Escrito por Isaac Alexander
Edición y notas de Fernando Loygorri
Diré que venías (sólo porque los días se habían calmado y parecía diciembre aliento y ánimo). Diré más cosas aunque me resulte difícil seguir escribiendo. Seguirte escribiendo. Cuando siento el frío metérseme hasta los tuétanos, me quedo quieto, sintiéndolo, disfrutándolo, hasta que me duele el cuerpo y sonrío cuando Hamlet se chupa la herida que una astilla le hizo esta mañana en la pata derecha.
Diré que venías y que estuve la mañana inquieto. Me acercaba a la ventana. Me ponía la mano ante los ojos a modo de visera e intentaba adivinar si a lo lejos tú aparecías y yo sentía el cosquilleo propio de quien se alegra de ver llegar a quien se ama.
Sé que estoy viejo y no me importa. Aún quiero vivir. No es que espere nada. Tampoco tengo ya una gran curiosidad (ya sé que dicen que la curiosidad nos mantiene con vida pero no estoy seguro. Siempre dudo de las verdades de Perogrullo). Sólo que cuando me levanto y al ver las primera luces vuelvo a sentir un placer estético, sé que ese no es el día adecuado para morir. O mejor para dejar de estar en esta dimensión. Porque no me atrevo a aventurar nada. Porque empiezo a entender que debo ir desandando. Invadirme de aquellas experiencias que la razón quiso hacerme olvidar durante muchos, muchos años.
Diré que cuando me desvío por un sendero del camino y veo las hojas de los robles cubriendo la tierra como si fueran piedrecitas de río, me detengo y respiro y siento una extraña tristeza como si este aire tan puro me sugiriera una edad dorada, que quedó atrás, no de mí, no, que quedó atrás de todos nosotros. Algo parecido debió de ocurrir cuando a principios de los años 30 del siglo XX se decidió que el sonido se introdujera en el mundo del cine. ¿Qué hubiera ocurrido si el cine se hubiera desarrollado sin sonido? Lo primero es que no se habría convertido en literatura.

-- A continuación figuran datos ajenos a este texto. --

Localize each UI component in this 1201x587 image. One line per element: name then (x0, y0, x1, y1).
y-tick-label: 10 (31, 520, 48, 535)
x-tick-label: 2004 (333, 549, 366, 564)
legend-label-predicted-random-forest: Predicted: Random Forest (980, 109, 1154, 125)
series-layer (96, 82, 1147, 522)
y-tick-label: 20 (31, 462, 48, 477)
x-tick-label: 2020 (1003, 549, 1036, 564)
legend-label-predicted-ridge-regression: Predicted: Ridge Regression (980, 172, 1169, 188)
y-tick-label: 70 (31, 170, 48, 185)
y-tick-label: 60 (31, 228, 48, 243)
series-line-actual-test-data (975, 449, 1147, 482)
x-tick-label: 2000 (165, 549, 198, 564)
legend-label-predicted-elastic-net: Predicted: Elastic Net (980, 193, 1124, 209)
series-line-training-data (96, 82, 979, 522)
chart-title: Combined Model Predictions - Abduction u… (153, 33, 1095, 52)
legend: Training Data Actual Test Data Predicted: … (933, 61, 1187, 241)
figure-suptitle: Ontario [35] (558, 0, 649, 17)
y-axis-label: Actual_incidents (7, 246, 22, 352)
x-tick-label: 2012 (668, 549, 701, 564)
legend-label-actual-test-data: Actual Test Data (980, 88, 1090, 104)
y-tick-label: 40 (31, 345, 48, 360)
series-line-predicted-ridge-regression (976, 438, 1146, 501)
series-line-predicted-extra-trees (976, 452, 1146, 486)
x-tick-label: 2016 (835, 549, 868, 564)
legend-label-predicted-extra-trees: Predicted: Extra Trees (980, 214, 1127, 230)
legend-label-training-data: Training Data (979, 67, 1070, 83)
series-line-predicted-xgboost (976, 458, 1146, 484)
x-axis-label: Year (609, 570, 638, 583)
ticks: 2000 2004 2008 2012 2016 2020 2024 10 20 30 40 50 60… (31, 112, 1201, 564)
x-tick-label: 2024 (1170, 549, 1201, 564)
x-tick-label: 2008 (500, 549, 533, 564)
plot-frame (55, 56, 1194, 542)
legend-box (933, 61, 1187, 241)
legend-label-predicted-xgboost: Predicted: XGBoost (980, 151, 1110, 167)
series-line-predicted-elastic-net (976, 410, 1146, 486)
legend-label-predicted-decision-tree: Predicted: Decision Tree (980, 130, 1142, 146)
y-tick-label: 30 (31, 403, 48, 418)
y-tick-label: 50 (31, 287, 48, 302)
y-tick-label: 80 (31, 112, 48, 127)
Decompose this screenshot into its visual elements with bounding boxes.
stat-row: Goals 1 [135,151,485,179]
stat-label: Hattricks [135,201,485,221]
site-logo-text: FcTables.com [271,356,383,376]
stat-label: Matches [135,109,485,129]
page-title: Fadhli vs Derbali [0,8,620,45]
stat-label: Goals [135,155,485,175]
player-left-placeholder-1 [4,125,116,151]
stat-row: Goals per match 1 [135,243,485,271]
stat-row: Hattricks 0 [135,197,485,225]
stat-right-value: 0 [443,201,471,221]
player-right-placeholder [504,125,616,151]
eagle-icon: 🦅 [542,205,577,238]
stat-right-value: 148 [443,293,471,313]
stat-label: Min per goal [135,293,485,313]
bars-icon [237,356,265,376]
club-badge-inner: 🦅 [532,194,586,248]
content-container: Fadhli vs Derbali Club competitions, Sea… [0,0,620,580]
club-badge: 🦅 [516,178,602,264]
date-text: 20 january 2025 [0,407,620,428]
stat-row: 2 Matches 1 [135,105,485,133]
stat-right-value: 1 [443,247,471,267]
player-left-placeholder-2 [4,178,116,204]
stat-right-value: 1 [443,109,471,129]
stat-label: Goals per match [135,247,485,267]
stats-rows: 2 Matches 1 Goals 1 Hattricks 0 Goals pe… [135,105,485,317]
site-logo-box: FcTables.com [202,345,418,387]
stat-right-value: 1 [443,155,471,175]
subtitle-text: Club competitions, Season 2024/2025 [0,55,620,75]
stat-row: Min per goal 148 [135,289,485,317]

Sé que no hay necesariamente piedras filosofales (lo escribo así porque seguramente, en algún alma/espíritu/mente esa piedra filosofal exista y no sólo exista sino que también tenga uso y pueda ese alma/espíritu/mente vivir con cierta calma, con una gran dosis de ignorancia y -jugando con el verso de Cernuda- sin necesidad de olvido); sé que el hierro se fecunda en el vientre de la tierra; sé que he tenido la fortuna de vivir los últimos años de mi vida sin miedo; sé que el fascismo está volviendo y ese tedio que producen las sociedades opulentas es una de las armas favoritas de los fascistas para hacerse con el poder: mierda y miedo son sus medios. Sé que desde mi forma de lucha seguiré luchando contra el fascismo.
Diré: si vinieras como surgen las sorpresas, mi corazón se debatiría entre detenerse y continuar; si vinieras con tu sonrisa grande (la de los domingos por la tarde, cuando el mundo se diluye en el corazón de la noche y sólo queda meterse en la cama y soñar con un revoltijo de flores) me dejaría llevar por ti donde quisieras; diré también que no vendrás, que es todo un juego de un viejo que mira desde la terraza la posibilidad de verte aparecer.
También diré, y ya termino, que Euphosine ha rejuvenecido y Aglaya se reivindica parda y Donjuan se lamenta de un lance perdido mientras roe con melancolía una rodilla de res y Hamlet se lame la pata y yo vuelvo a salir a la terraza y tú no apareces, por eso mi sonrisa, mi lectura vespertina, Infancia e historia. Destrucción de la experiencia y origen de la historia de Giorgio Agamben y quizá también, porque no vienes, vierto unas gotitas de cognac en el café solo.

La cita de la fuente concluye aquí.